I've tried setting the MaxThreads on the ThreadPool via:
ThreadPool.SetMaxThreads(3, 3);
I'm not entirely convinced this approach is working. Furthermore, I don't want to clobber other web sites or programs running on the system this will be running on. So, by limiting the # of threads on the ThreadPool, can I be certain that this pertains to my code and my threads only?
The MSDN example uses the event drive approach and calls WaitHandle.WaitAll(doneEvents); which is how I'm doing this.
So the heart of my question is, how does one ensure or specify a maximum number of threads that can be run for their code, but have the code keep running more threads as the previous ones finish up until some arbitrary point? Am I tackling this the right way?
Sincerely,
Jason
Okay, I've added a semaphore approach and completely removed the ThreadPool code. It seems simple enough. I got my info from: http://www.albahari.com/threading/part2.aspx
It's this example that showed me how:
[text below here is a copy/paste from the site]

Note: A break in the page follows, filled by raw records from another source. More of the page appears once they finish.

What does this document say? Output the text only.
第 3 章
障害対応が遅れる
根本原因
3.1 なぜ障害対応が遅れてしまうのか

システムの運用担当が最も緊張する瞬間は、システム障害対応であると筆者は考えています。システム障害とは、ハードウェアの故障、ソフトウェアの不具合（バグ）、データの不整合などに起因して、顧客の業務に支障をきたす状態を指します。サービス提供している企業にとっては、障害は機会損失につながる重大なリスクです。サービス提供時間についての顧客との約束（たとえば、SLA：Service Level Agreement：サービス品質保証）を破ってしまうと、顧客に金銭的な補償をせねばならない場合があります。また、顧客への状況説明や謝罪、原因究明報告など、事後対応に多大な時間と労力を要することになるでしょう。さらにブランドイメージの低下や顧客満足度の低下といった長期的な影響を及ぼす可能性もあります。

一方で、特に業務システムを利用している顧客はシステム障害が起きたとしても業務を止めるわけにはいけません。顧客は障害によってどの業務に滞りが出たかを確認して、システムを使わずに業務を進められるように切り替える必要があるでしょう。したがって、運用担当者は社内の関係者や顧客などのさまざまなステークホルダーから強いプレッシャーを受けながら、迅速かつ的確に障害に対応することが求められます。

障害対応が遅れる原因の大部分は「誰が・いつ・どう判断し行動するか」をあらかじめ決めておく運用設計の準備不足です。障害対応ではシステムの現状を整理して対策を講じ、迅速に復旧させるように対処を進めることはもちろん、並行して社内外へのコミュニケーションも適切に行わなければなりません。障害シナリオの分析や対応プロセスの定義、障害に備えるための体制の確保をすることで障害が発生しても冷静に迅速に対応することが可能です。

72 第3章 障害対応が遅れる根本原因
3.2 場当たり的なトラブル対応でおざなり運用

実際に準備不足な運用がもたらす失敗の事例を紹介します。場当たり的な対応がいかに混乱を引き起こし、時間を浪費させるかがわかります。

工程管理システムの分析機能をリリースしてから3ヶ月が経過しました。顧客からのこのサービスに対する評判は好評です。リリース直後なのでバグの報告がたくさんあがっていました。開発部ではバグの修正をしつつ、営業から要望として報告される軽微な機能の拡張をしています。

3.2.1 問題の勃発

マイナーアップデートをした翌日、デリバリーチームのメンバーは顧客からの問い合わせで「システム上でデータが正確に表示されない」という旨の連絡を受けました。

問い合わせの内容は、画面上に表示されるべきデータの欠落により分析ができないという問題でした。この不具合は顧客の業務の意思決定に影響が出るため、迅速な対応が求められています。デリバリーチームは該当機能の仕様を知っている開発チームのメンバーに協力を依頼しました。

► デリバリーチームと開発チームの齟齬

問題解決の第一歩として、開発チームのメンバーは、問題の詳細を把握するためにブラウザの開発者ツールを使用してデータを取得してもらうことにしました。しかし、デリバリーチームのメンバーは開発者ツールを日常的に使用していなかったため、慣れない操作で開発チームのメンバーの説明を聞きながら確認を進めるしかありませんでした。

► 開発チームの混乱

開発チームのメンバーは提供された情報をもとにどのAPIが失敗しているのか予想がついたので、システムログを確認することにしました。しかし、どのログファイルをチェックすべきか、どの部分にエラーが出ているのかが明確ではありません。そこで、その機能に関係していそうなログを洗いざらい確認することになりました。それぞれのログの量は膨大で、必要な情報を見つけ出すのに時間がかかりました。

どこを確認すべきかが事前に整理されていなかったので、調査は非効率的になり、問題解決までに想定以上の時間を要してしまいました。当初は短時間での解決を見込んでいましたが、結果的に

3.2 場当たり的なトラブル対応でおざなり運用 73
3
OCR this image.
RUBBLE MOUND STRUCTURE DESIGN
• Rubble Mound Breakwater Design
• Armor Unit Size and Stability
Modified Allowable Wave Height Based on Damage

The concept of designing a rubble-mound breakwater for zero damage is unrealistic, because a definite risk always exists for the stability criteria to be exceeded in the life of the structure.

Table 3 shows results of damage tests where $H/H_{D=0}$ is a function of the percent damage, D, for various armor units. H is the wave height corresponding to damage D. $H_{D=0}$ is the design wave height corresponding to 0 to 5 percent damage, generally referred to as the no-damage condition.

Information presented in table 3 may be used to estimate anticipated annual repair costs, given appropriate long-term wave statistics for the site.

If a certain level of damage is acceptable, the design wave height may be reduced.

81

A Semaphore with a capacity of one is similar to a Mutex or lock, except that the Semaphore has no "owner" – it's thread-agnostic. Any thread can call Release on a Semaphore, while with Mutex and lock, only the thread that obtained the resource can release it.
In this following example, ten threads execute a loop with a Sleep statement in the middle. A Semaphore ensures that not more than three threads can execute that Sleep statement at once:
class SemaphoreTest
{
static Semaphore s = new Semaphore(3, 3); // Available=3; Capacity=3
static void Main()
{
for (int i = 0; i < 10; i++)
new Thread(Go).Start();
}
static void Go()
{
while (true)
{
s.WaitOne();
Thread.Sleep(100); // Only 3 threads can get here at once
s.Release();
}
}
}
Note: if you are limiting this to "3" just so you don't overwhelm the machine running your app, I'd make sure this is a problem first. The threadpool is supposed to manage this for you. On the other hand, if you don't want to overwhelm some other resource, then read on!

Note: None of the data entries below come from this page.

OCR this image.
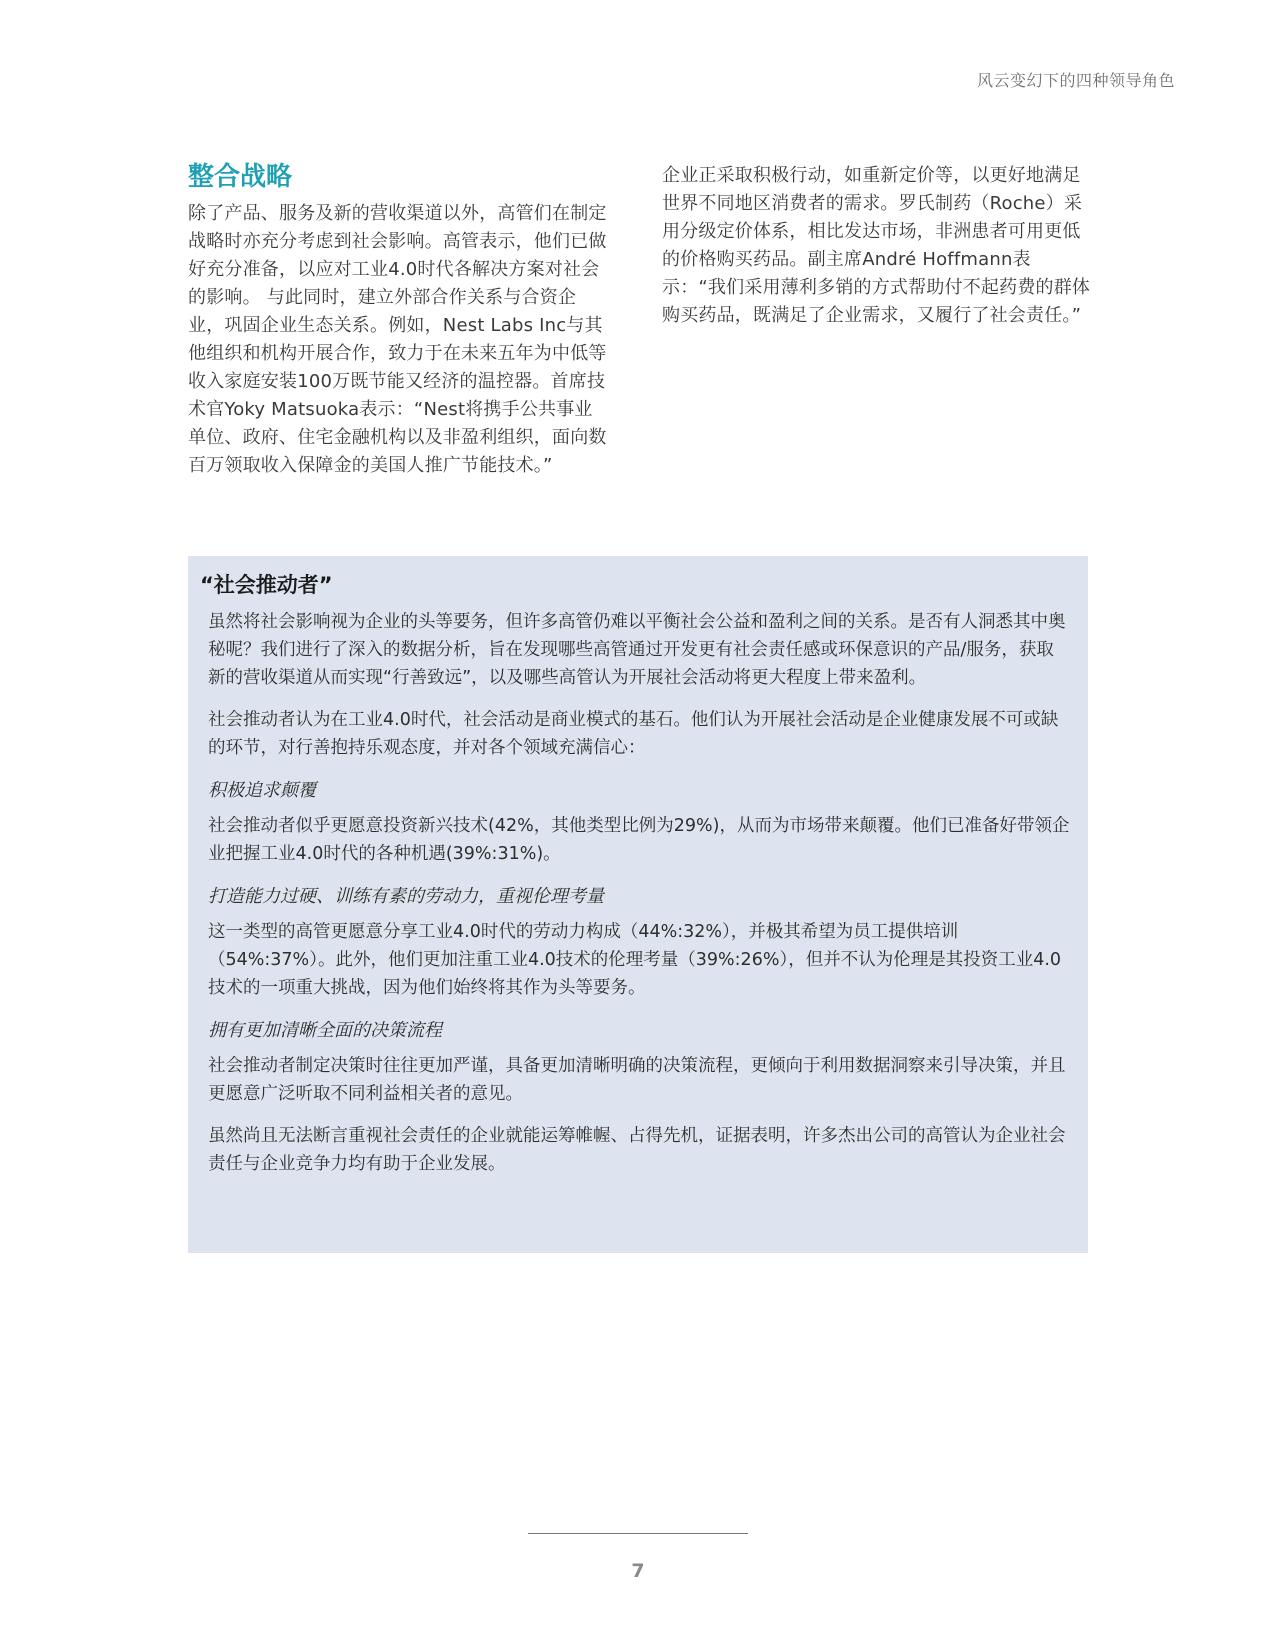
风云变幻下的四种领导角色
整合战略

除了产品、服务及新的营收渠道以外，高管们在制定战略时亦充分考虑到社会影响。高管表示，他们已做好充分准备，以应对工业4.0时代各解决方案对社会的影响。 与此同时，建立外部合作关系与合资企业，巩固企业生态关系。例如，Nest Labs Inc与其他组织和机构开展合作，致力于在未来五年为中低等收入家庭安装100万既节能又经济的温控器。首席技术官Yoky Matsuoka表示：“Nest将携手公共事业单位、政府、住宅金融机构以及非盈利组织，面向数百万领取收入保障金的美国人推广节能技术。”

企业正采取积极行动，如重新定价等，以更好地满足世界不同地区消费者的需求。罗氏制药（Roche）采用分级定价体系，相比发达市场，非洲患者可用更低的价格购买药品。副主席André Hoffmann表示：“我们采用薄利多销的方式帮助付不起药费的群体购买药品，既满足了企业需求，又履行了社会责任。”

“社会推动者”

虽然将社会影响视为企业的头等要务，但许多高管仍难以平衡社会公益和盈利之间的关系。是否有人洞悉其中奥秘呢？我们进行了深入的数据分析，旨在发现哪些高管通过开发更有社会责任感或环保意识的产品/服务，获取新的营收渠道从而实现“行善致远”，以及哪些高管认为开展社会活动将更大程度上带来盈利。

社会推动者认为在工业4.0时代，社会活动是商业模式的基石。他们认为开展社会活动是企业健康发展不可或缺的环节，对行善抱持乐观态度，并对各个领域充满信心：

积极追求颠覆

社会推动者似乎更愿意投资新兴技术(42%，其他类型比例为29%)，从而为市场带来颠覆。他们已准备好带领企业把握工业4.0时代的各种机遇(39%:31%)。

打造能力过硬、训练有素的劳动力，重视伦理考量

这一类型的高管更愿意分享工业4.0时代的劳动力构成（44%:32%），并极其希望为员工提供培训（54%:37%）。此外，他们更加注重工业4.0技术的伦理考量（39%:26%），但并不认为伦理是其投资工业4.0技术的一项重大挑战，因为他们始终将其作为头等要务。

拥有更加清晰全面的决策流程

社会推动者制定决策时往往更加严谨，具备更加清晰明确的决策流程，更倾向于利用数据洞察来引导决策，并且更愿意广泛听取不同利益相关者的意见。

虽然尚且无法断言重视社会责任的企业就能运筹帷幄、占得先机，证据表明，许多杰出公司的高管认为企业社会责任与企业竞争力均有助于企业发展。

7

You can't manage the size of the threadpool (or really much of anything about it).
In this case, I'd use a semaphore to manage access to your resource. In your case, your resource is running the web scrape, or calculating some report, etc.
To do this, in your static class, create a semaphore object:
System.Threading.Semaphore S = new System.Threading.Semaphore(3, 3);
Then, in each thread, you do this:
System.Threading.Semaphore S = new System.Threading.Semaphore(3, 3);
try
{
// wait your turn (decrement)
S.WaitOne();
// do your thing
}
finally {
// release so others can go (increment)
S.Release();
}
Each thread will block on the S.WaitOne() until it is given the signal to proceed. Once S has been decremented 3 times, all threads will block until one of them increments the counter.
This solution isn't perfect.
If you want something a little cleaner, and more efficient, I'd recommend going with a BlockingQueue approach wherein you enqueue the work you want performed into a global Blocking Queue object.
Meanwhile, you have three threads (which you created--not in the threadpool), popping work out of the queue to perform. This isn't that tricky to setup and is very fast and simple.
Examples:
Best threading queue example / best practice
Best method to get objects from a BlockingQueue in a concurrent program?
It's a static class like any other, which means that anything you do with it affects every other thread in the current process. It doesn't affect other processes.
I consider this one of the larger design flaws in .NET, however. Who came up with the brilliant idea of making the thread pool static? As your example shows, we often want a thread pool dedicated to our task, without having it interfere with unrelated tasks elsewhere in the system.